Without a doubt fact. Now we are in a bear market even easier to play on people fears and greed. I had to sell a stock once due to poor money management and had to move this money from there and that from here and thought the stock would quiet enough for a few days or so, so could buy back after all sorted. Anyway I triggered a sell off, fell off my chair! My holding was only about $25,000. I would think would take more than that. So got back in cheaper, a type of short sale though never intended.

At the time I thought maybe they should have"a "reason for selling" column hee hee.


----------



## CanOz (22 October 2013)

*Re: Market manipulation - Spoofing*

The Spoof that wasn't funny.

If you have ever watched a depth of market in CL, you would have seen this. Even in GC and the DAX.


----------



## Wysiwyg (5 May 2015)

Classic setup to trap bulls in high positions today. Big across the board drive high then complete reversal on the rate cut.
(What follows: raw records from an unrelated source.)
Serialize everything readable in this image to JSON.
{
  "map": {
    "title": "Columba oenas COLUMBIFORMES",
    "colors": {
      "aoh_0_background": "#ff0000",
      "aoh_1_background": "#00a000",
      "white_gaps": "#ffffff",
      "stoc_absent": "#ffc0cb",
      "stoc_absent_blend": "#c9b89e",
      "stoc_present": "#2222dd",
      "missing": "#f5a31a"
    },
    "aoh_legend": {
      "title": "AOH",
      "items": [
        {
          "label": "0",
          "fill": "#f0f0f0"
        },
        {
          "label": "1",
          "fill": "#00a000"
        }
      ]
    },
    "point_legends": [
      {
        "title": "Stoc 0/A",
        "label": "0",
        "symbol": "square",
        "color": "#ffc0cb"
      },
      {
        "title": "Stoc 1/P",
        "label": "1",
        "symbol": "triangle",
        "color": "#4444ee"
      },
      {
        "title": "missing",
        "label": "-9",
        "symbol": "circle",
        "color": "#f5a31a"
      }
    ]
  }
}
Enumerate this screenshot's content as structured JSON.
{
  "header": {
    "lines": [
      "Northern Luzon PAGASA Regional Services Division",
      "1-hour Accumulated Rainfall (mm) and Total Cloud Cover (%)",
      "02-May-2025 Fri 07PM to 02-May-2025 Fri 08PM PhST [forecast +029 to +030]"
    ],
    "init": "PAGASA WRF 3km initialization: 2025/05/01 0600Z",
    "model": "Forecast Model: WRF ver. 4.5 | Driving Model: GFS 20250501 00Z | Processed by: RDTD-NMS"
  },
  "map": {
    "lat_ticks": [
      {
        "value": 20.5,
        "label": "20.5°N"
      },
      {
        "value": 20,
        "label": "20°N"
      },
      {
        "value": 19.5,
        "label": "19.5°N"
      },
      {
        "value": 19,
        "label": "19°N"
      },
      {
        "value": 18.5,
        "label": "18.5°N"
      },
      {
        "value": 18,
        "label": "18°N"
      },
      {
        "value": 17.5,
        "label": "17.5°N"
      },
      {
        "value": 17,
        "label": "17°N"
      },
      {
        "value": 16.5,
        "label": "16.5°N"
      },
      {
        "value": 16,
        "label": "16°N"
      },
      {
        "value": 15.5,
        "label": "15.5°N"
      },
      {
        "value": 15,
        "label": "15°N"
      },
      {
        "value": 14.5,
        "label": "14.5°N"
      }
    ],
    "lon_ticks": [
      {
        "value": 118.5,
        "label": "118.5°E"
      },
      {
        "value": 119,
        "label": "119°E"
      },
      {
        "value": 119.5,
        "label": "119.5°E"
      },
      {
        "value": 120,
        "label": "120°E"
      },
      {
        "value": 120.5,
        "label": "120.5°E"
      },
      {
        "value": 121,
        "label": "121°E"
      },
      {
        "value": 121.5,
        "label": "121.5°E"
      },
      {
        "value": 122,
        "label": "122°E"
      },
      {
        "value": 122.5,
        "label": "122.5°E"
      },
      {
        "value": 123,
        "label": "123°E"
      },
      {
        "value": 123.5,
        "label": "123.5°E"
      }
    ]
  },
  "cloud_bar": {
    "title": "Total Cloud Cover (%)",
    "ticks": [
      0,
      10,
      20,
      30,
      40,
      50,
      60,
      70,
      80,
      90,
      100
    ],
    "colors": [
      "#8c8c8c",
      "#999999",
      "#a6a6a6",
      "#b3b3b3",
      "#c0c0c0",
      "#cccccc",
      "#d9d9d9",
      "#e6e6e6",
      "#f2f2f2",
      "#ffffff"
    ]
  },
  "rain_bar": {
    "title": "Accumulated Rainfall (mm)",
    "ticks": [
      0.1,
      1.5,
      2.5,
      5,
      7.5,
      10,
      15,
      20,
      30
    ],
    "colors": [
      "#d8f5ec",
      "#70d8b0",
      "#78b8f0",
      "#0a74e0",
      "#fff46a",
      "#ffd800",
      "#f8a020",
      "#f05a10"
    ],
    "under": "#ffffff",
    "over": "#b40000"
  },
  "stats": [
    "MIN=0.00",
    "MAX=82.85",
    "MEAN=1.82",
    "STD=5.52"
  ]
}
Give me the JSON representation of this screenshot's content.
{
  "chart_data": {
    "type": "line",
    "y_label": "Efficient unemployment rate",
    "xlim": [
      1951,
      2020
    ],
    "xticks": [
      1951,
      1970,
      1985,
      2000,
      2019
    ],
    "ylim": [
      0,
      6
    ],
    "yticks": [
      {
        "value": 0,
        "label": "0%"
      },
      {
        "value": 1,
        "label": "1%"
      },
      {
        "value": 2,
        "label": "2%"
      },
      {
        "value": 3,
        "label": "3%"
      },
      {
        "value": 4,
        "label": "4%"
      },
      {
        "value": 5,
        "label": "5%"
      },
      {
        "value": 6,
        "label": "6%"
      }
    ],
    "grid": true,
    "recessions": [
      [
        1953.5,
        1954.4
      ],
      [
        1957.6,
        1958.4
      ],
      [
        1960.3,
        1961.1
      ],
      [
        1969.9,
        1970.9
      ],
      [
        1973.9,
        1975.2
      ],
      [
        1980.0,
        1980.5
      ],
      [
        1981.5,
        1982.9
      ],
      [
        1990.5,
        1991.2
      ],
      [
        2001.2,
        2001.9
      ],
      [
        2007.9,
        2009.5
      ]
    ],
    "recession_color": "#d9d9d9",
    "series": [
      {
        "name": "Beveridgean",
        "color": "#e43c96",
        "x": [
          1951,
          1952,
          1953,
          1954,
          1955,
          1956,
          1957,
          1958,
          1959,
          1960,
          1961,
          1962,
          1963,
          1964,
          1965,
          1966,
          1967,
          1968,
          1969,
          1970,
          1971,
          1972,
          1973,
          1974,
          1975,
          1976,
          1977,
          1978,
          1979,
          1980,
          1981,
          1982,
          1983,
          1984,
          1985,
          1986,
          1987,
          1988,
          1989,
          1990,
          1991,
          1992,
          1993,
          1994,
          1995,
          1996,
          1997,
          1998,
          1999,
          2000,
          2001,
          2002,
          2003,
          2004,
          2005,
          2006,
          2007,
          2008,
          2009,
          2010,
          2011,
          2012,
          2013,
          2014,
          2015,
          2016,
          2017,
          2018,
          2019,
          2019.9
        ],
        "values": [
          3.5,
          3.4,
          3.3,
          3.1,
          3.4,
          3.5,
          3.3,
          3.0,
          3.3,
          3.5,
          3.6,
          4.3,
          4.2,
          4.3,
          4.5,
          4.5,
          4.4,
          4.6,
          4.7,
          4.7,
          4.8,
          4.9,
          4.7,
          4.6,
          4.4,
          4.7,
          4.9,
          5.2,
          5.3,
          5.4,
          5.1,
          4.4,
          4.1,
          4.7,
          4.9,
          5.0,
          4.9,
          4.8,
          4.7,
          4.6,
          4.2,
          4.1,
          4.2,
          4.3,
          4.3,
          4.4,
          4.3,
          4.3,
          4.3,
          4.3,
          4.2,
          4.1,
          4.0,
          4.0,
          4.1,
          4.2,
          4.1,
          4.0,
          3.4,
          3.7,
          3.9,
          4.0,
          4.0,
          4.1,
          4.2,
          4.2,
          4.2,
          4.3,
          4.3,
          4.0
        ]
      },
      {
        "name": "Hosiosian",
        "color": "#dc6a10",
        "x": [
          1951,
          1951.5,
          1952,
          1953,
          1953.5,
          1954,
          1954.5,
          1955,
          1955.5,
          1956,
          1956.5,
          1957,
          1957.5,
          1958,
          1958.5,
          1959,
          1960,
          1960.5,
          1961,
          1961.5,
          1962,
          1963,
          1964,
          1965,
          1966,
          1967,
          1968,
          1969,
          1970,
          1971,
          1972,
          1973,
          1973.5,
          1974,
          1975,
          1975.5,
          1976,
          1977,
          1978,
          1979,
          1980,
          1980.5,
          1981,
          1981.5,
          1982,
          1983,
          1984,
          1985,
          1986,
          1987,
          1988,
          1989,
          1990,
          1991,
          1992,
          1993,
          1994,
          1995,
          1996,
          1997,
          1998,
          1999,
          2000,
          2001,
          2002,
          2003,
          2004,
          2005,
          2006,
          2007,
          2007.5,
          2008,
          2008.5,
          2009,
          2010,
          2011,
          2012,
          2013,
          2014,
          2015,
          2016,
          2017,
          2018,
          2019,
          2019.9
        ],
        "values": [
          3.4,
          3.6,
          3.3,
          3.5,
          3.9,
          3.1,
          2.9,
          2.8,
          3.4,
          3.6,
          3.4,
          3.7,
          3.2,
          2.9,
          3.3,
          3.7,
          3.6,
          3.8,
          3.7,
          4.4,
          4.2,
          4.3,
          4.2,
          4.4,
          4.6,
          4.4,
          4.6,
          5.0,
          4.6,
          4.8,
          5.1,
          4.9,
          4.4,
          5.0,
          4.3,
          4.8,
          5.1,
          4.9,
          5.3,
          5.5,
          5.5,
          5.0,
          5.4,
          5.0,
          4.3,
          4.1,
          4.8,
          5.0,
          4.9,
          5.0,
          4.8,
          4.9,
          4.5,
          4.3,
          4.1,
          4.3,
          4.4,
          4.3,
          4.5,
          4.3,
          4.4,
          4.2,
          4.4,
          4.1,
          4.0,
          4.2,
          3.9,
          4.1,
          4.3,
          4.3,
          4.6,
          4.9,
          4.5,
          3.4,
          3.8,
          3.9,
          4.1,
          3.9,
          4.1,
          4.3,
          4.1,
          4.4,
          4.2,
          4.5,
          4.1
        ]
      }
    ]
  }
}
I reckon there are buyers sitting on large losses today hoping for a market rise tomorrow. This is how people lose in the share market.


----------



## ThirtysixD (6 May 2015)

'Manipulation' in illiquid stocks happens all the time... but its really just normal market behaviour.

Most of the time manipulation is the word that comes out when people don't want to take responsibility for their own actions.


----------



## Wysiwyg (6 May 2015)

Yes it is easy to call it manipulation when a stock analyst prints a pessimistic company outlook and the share price drops out. Supply dries up and share price rises again leaving all those that sold on an analysts report feeling gutted.
I think the short distance between mind and mouse has added some percentage of volatility to markets these days.


----------



## pixel (6 May 2015)

Wysiwyg said:


> Yes it is easy to call it manipulation when a stock analyst prints a pessimistic company outlook and the share price drops out. Supply dries up and share price rises again leaving all those that sold on an analysts report feeling gutted.*
> I think the short distance between mind and mouse has added some percentage of volatility to markets these days.*




That's about the size of it.
Last Century, when you had to phone your Broker (full-service or not), the chance of an "impulse reaction" was greatly diminished. Even an operator that was supposed to simply take your order and put it into the system would often give you a chance to reconsider by asking you to repeat the details - and doing so in an incredulous voice...

Today, you think you see some opportunity or threat, and you click. The only "incredulous voice" to help you is the one inside your head - provided you give it a chance to engage. :1zhelp:


----------



## darkhorse70 (10 May 2015)

Market manipulation is the funnest part of trading. So long as your not on the laggards side haha.


----------